Endocrine Abstracts

Introduction: Prader–Willi syndrome [PWS] is a complex genetic disorder with hypothalamic pituitary dysfunction that includes obesity, diabetes and behaviour changes. Obesity in PWS is due to decrease of oxytocin neurons and leptin resistance causing hyperphagia. Prader–Willi syndrome is associated with high incidence of altered glucose metabolism. The etiology for diabetes in PWS may be related to morbid obesity and resultant insulin resistance.

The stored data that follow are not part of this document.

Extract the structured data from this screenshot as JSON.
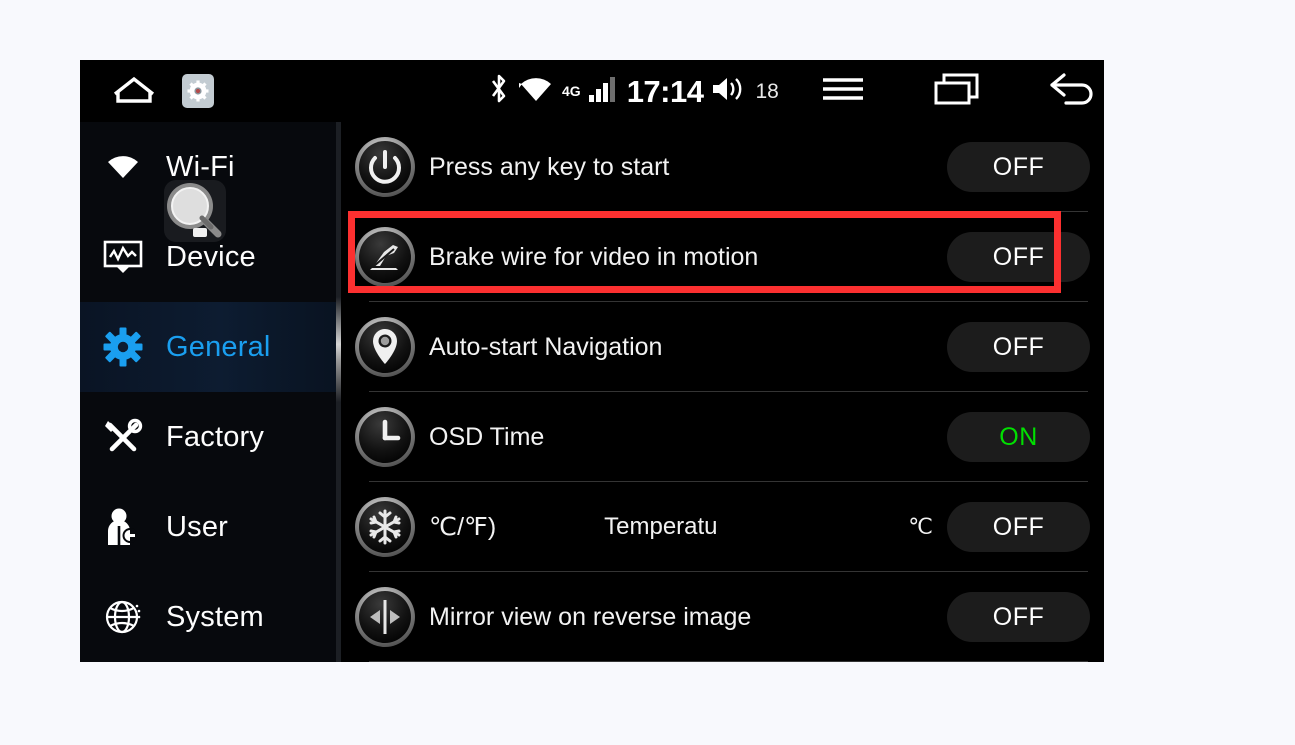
{
  "status_bar": {
    "home_icon": "home-icon",
    "settings_icon": "gear-icon",
    "bluetooth_icon": "bluetooth-icon",
    "wifi_icon": "wifi-icon",
    "network_label": "4G",
    "signal_icon": "signal-bars-icon",
    "clock": "17:14",
    "volume_icon": "volume-icon",
    "volume_level": "18",
    "menu_icon": "menu-icon",
    "recents_icon": "recent-apps-icon",
    "back_icon": "back-arrow-icon"
  },
  "sidebar": {
    "items": [
      {
        "label": "Wi-Fi",
        "icon": "wifi-settings-icon",
        "selected": false
      },
      {
        "label": "Device",
        "icon": "device-monitor-icon",
        "selected": false
      },
      {
        "label": "General",
        "icon": "gear-icon",
        "selected": true
      },
      {
        "label": "Factory",
        "icon": "tools-icon",
        "selected": false
      },
      {
        "label": "User",
        "icon": "user-icon",
        "selected": false
      },
      {
        "label": "System",
        "icon": "globe-icon",
        "selected": false
      }
    ]
  },
  "settings": {
    "rows": [
      {
        "label": "Press any key to start",
        "icon": "power-button-icon",
        "toggle": "OFF",
        "state": "off",
        "highlighted": false
      },
      {
        "label": "Brake wire for video in motion",
        "icon": "handbrake-icon",
        "toggle": "OFF",
        "state": "off",
        "highlighted": true
      },
      {
        "label": "Auto-start Navigation",
        "icon": "map-pin-icon",
        "toggle": "OFF",
        "state": "off",
        "highlighted": false
      },
      {
        "label": "OSD Time",
        "icon": "clock-icon",
        "toggle": "ON",
        "state": "on",
        "highlighted": false
      },
      {
        "label": "℃/℉)",
        "middle_label": "Temperatu",
        "unit_label": "℃",
        "icon": "snowflake-icon",
        "toggle": "OFF",
        "state": "off",
        "highlighted": false,
        "is_temperature": true
      },
      {
        "label": "Mirror view on reverse image",
        "icon": "mirror-arrows-icon",
        "toggle": "OFF",
        "state": "off",
        "highlighted": false
      }
    ]
  },
  "annotation": {
    "highlight_color": "#fc3030",
    "highlight_target": "Brake wire for video in motion"
  },
  "colors": {
    "accent_blue": "#1a9ff0",
    "on_green": "#00e000",
    "pill_bg": "#1c1c1c",
    "window_bg": "#000000",
    "page_bg": "#f8f9fd"
  },
  "cursor": {
    "icon": "magnifier-cursor-icon"
  }
}
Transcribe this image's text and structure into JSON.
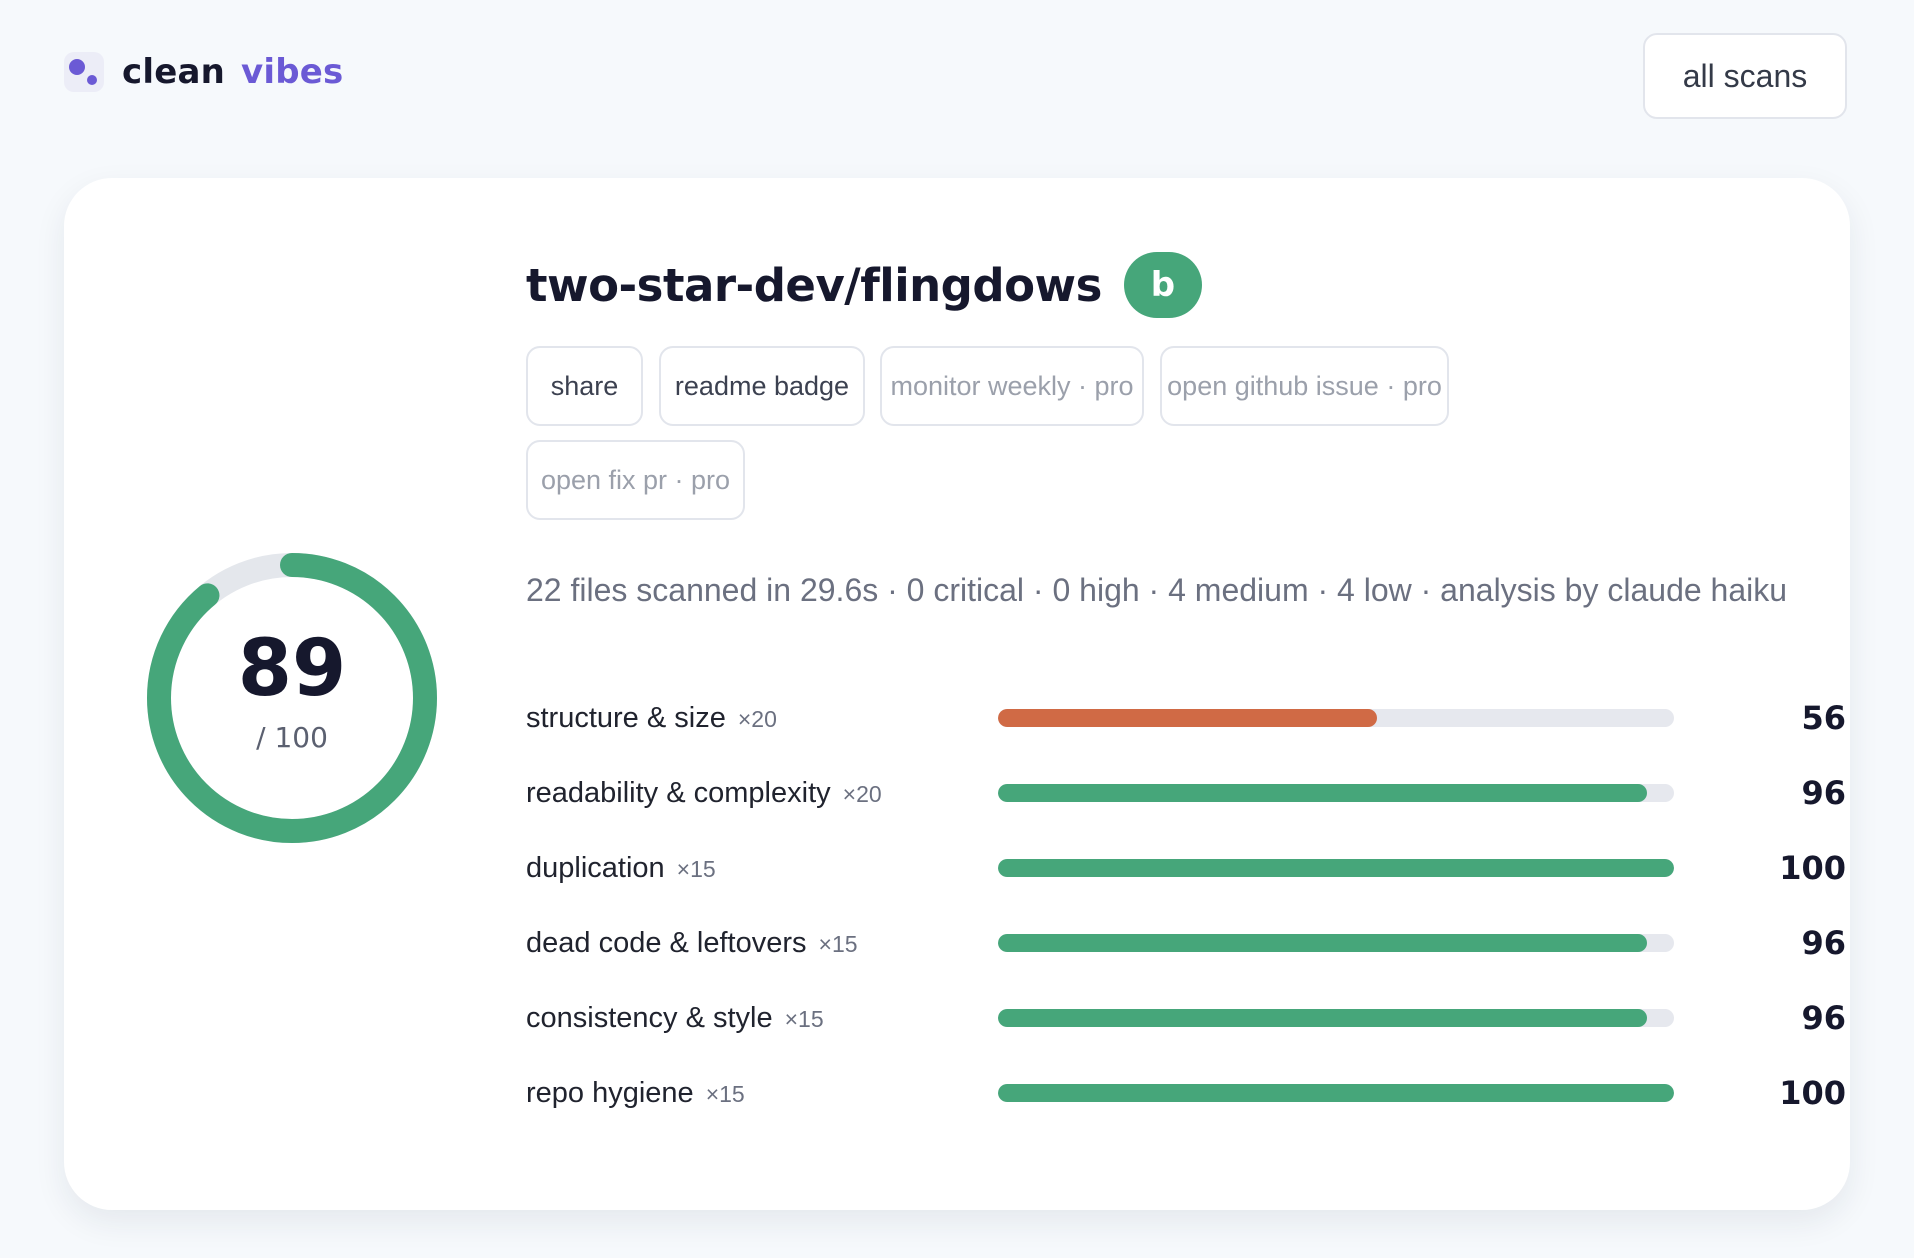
{
  "header": {
    "brand_word_1": "clean",
    "brand_word_2": "vibes",
    "brand_color": "#6b5ad5",
    "logo_icon": "logo-dots-icon",
    "all_scans_label": "all scans"
  },
  "report": {
    "repo": "two-star-dev/flingdows",
    "grade": "b",
    "grade_color": "#46a67a",
    "score": "89",
    "score_max": "/ 100",
    "score_fraction": 0.89,
    "actions": [
      {
        "label": "share",
        "pro": false
      },
      {
        "label": "readme badge",
        "pro": false
      },
      {
        "label": "monitor weekly · pro",
        "pro": true
      },
      {
        "label": "open github issue · pro",
        "pro": true
      },
      {
        "label": "open fix pr · pro",
        "pro": true
      }
    ],
    "summary": "22 files scanned in 29.6s · 0 critical · 0 high · 4 medium · 4 low · analysis by claude haiku",
    "metrics": [
      {
        "label": "structure & size",
        "weight": "×20",
        "value": "56",
        "score": 56,
        "color": "#d06a45"
      },
      {
        "label": "readability & complexity",
        "weight": "×20",
        "value": "96",
        "score": 96,
        "color": "#46a67a"
      },
      {
        "label": "duplication",
        "weight": "×15",
        "value": "100",
        "score": 100,
        "color": "#46a67a"
      },
      {
        "label": "dead code & leftovers",
        "weight": "×15",
        "value": "96",
        "score": 96,
        "color": "#46a67a"
      },
      {
        "label": "consistency & style",
        "weight": "×15",
        "value": "96",
        "score": 96,
        "color": "#46a67a"
      },
      {
        "label": "repo hygiene",
        "weight": "×15",
        "value": "100",
        "score": 100,
        "color": "#46a67a"
      }
    ]
  }
}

Case report: We present a case report of 15 yrs old boy with Prader Willi Syndrome and type 2 diabetes who was followed up in our endocrine clinic for severe obesity (BMI 46), developmental delay and behavioural problems. The TFT, MRI brain and CGH array test were normal. In view of his behavioural problems and severe obesity, a detailed genetic test for PWS was undertaken at the age of 12 years, which confirmed the diagnosis of PWS. He was on metformin from an early age. At 15 yrs, he developed polydipsia with a high HbA1c (105 mmol/mol). He was admitted to monitor the blood glucose levels (BGL) which was high (13–16 mmol/l). Continuous glucose monitoring [CGM] was commenced for five days showed values ranging from 12 to 24 mmol/l. Diabetes related antibodies – GAD, ZnT8 and insulin antibodies – were negative. In view of poor glycaemic control, he was started on mixed Insulin regimen along with Metformin to tackle adherence. Maintenance of optimal glycaemic control remains a significant challenge. Treatment options for youth-onset type 2 diabetes are in-adequate, limited to only two approved drugs (insulin and metformin) and the promotion of healthy lifestyle. In an adult with PWS, treatment with Glucagon-like peptide 1 (GLP-1) receptor agonist and analog has showed improvement in glycemic control.

Conclusion: Young person with type 2 diabetes is an evolving disorder in children, adolescents and young adults with distinctive challenges in both research and clinical care. To maintain the glycemic control in adolescents with PWS is an uphill task.